In the deep learning process, an algorithm works in successive steps to abstract the original pixels of an image to a greater and greater degree in order to finally extract the species-specific characteristics. "Microscopic images, fluorescence characteristics and high throughput have never been used in combination for pollen analysis before—this really is an absolute first." Where the analysis of a relatively straightforward sample takes, for example, four hours under the microscope, the new process takes just 20 minutes. UFZ has therefore applied for a patent for the novel high-throughput analysis method, with its inventor, Susanne Dunker, receiving the UFZ Technology Transfer Award in 2019.

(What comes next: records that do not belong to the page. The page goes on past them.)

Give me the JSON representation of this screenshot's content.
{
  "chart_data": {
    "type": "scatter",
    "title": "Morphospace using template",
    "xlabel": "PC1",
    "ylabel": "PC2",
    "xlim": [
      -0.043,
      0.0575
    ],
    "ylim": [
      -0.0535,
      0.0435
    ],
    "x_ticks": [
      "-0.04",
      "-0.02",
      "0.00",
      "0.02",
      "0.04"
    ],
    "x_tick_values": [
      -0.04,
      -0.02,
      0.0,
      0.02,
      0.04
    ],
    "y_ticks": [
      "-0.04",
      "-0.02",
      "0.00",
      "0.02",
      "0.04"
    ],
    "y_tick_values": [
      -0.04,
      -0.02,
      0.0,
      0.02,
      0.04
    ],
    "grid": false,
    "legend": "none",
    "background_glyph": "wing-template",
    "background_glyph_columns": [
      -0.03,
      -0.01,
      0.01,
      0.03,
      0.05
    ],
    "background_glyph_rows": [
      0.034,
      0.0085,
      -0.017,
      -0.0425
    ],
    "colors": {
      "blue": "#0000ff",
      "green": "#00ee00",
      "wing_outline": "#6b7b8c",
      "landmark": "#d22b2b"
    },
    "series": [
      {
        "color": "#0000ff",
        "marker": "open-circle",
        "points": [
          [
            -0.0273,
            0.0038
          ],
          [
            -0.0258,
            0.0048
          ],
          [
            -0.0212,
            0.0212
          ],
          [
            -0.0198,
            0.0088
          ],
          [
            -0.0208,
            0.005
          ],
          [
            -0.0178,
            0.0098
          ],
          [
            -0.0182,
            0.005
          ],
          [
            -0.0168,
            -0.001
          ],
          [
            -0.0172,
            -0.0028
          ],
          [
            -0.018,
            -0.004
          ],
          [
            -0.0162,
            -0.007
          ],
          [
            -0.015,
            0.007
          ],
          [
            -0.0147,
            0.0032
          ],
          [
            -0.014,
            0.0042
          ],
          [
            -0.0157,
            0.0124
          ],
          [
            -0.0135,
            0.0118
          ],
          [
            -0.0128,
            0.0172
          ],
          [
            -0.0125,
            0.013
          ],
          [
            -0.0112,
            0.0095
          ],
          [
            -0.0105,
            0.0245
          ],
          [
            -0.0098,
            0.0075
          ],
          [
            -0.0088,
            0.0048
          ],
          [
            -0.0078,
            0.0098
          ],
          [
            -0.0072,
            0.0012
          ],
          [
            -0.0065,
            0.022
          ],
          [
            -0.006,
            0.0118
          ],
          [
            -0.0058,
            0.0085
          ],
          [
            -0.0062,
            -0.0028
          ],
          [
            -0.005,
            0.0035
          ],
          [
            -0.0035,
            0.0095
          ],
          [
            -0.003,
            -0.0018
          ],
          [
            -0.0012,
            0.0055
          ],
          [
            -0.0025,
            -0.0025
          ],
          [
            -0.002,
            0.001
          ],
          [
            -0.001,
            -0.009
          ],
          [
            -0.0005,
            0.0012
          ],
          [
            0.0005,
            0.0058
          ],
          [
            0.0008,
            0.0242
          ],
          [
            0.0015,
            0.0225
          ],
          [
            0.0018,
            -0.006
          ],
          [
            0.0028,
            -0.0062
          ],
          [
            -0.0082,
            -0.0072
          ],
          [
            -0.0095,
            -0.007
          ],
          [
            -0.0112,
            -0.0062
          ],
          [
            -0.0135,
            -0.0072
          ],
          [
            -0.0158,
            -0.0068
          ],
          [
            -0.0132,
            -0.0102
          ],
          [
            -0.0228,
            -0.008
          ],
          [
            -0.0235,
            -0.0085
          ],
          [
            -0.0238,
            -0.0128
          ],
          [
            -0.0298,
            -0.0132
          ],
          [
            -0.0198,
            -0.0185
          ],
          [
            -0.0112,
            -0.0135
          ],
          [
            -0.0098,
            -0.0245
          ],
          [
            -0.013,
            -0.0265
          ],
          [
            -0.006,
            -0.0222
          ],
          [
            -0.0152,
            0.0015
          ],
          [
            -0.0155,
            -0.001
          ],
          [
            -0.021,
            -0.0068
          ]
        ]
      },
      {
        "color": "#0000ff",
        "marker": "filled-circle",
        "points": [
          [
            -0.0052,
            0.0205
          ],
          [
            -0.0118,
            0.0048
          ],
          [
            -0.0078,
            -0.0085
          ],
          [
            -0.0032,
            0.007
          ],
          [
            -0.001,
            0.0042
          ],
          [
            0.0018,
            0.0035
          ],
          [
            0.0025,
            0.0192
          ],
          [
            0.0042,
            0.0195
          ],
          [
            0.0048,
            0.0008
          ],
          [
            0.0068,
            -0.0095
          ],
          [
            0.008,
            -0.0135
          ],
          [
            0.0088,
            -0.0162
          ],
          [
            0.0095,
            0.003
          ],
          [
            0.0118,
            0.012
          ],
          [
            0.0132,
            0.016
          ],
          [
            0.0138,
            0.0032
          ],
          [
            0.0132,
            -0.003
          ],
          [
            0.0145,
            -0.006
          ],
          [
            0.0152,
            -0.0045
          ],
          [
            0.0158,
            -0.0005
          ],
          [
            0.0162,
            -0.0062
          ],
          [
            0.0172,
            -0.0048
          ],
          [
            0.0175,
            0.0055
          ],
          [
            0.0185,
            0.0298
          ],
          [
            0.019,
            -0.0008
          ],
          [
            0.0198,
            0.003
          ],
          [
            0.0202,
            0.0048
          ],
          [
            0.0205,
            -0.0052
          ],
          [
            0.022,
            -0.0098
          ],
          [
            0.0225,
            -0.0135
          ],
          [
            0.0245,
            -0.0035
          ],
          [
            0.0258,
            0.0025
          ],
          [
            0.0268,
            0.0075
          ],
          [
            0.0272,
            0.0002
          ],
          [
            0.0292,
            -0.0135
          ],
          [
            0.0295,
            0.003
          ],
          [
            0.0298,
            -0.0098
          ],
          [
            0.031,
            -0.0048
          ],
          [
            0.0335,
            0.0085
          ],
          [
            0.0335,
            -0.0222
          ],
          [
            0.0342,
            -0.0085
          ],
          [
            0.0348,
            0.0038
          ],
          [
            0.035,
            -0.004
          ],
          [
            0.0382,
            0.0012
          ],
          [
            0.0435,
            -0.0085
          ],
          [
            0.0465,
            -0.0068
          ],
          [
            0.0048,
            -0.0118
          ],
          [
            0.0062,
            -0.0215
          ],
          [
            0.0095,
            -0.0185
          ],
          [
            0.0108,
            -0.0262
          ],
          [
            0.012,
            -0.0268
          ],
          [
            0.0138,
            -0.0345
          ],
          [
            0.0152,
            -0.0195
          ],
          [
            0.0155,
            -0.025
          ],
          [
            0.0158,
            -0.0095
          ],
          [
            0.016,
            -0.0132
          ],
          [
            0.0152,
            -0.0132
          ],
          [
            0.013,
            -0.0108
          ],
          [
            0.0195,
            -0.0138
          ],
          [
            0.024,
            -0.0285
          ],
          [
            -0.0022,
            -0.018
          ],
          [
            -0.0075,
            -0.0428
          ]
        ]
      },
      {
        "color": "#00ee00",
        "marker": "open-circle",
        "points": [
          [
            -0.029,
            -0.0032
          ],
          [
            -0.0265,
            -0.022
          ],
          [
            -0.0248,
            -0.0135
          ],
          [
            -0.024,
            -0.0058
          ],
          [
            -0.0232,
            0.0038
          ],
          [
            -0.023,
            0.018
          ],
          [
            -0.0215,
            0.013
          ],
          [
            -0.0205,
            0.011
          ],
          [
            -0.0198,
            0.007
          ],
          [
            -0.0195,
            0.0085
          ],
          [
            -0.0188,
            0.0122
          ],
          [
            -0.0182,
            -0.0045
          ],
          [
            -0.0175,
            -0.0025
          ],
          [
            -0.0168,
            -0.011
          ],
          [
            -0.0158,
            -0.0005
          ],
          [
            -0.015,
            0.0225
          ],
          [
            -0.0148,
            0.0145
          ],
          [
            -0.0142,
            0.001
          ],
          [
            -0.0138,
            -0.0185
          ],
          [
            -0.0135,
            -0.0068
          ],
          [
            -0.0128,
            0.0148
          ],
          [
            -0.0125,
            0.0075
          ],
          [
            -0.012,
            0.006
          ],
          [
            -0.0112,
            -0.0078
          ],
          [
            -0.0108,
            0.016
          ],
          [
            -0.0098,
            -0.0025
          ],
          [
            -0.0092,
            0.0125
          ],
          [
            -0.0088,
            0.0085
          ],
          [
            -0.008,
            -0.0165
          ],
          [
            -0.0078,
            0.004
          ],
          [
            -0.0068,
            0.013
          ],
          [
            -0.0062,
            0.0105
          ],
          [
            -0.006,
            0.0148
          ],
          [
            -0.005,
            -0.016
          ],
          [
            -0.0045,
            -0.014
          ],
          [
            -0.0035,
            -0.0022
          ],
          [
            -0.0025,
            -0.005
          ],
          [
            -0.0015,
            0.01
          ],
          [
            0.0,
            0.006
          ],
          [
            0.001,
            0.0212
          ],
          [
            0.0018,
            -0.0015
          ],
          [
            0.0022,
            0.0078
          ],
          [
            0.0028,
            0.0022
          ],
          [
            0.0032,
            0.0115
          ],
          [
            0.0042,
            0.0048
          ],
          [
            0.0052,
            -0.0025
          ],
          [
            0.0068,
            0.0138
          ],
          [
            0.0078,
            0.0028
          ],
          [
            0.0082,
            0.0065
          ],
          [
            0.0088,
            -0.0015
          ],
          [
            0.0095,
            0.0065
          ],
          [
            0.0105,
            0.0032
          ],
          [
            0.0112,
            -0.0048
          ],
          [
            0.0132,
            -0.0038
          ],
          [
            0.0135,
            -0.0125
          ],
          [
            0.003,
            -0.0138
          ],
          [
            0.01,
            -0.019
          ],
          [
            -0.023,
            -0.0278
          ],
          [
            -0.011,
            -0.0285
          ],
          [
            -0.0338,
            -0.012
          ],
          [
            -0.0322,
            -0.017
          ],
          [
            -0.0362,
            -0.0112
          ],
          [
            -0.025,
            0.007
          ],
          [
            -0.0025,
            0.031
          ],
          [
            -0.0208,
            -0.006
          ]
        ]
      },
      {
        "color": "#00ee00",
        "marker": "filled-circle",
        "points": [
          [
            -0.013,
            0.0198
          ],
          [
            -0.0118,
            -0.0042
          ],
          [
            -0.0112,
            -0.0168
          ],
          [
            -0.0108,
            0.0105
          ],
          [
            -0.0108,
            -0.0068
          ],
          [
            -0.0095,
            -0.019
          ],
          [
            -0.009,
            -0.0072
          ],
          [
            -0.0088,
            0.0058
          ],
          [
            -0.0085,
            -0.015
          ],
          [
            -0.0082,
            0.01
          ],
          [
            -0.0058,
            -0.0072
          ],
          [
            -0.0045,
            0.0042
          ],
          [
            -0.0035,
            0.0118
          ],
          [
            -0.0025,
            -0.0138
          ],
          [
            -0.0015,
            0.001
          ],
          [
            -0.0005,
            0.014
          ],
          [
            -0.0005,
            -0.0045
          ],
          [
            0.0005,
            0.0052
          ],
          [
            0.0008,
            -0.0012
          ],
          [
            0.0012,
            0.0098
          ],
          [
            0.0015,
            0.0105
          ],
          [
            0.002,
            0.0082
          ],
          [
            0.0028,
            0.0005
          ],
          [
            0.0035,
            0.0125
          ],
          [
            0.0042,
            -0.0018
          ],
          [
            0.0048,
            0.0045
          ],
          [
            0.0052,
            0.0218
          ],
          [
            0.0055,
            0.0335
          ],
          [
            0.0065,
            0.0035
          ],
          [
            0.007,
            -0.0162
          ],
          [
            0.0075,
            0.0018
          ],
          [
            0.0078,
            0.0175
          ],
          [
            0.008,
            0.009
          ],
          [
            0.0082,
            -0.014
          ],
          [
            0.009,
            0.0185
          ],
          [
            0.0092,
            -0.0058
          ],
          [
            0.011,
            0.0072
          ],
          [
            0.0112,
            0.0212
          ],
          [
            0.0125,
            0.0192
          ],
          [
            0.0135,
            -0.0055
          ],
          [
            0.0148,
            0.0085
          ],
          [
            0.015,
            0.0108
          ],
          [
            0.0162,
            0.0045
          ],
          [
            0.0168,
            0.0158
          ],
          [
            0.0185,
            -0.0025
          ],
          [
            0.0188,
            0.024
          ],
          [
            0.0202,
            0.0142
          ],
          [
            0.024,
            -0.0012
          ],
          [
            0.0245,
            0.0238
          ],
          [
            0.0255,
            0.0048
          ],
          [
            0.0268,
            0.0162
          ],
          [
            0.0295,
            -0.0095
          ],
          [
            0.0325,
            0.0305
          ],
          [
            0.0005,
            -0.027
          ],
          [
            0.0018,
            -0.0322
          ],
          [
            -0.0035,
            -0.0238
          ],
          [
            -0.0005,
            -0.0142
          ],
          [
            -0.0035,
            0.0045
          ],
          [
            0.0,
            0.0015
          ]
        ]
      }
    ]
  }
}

The pollen samples examined in the study came from 35 species of meadow plants, including yarrow, sage, thyme and various species of clover such as white, mountain and red clover. In total, the researchers prepared around 430,000 images, which formed the basis for a data set. In cooperation with TU Ilmenau, this data set was then transferred using deep learning into a highly efficient tool for pollen identification. In subsequent analyses, the researchers tested the accuracy of their new method, comparing unknown pollen samples from the 35 plant species against the data set. "The result was more than satisfactory—the level of accuracy was 96 percent," says Susanne Dunker. Even species that are difficult to distinguish from one another, and indeed present experts with a challenge under the microscope, could be reliably identified. The new method is therefore not only extremely fast but also highly precise.
In the future, the new process for automated pollen analysis will play a key role in answering critical research questions about interactions between plants and pollinators. How important are certain pollinators like bees, flies and bumblebees for particular plant species? What would be the consequences of losing a species of pollinating insect or a plant? "We are now able to evaluate pollen samples on a large scale, both qualitatively and—at the same time—quantitatively. We are constantly expanding our pollen data set of insect-pollinated plants for that purpose," comments Susanne Dunker. She aims to expand the data set to include at least those 500 plant species whose pollen is significant as a food source for honeybees.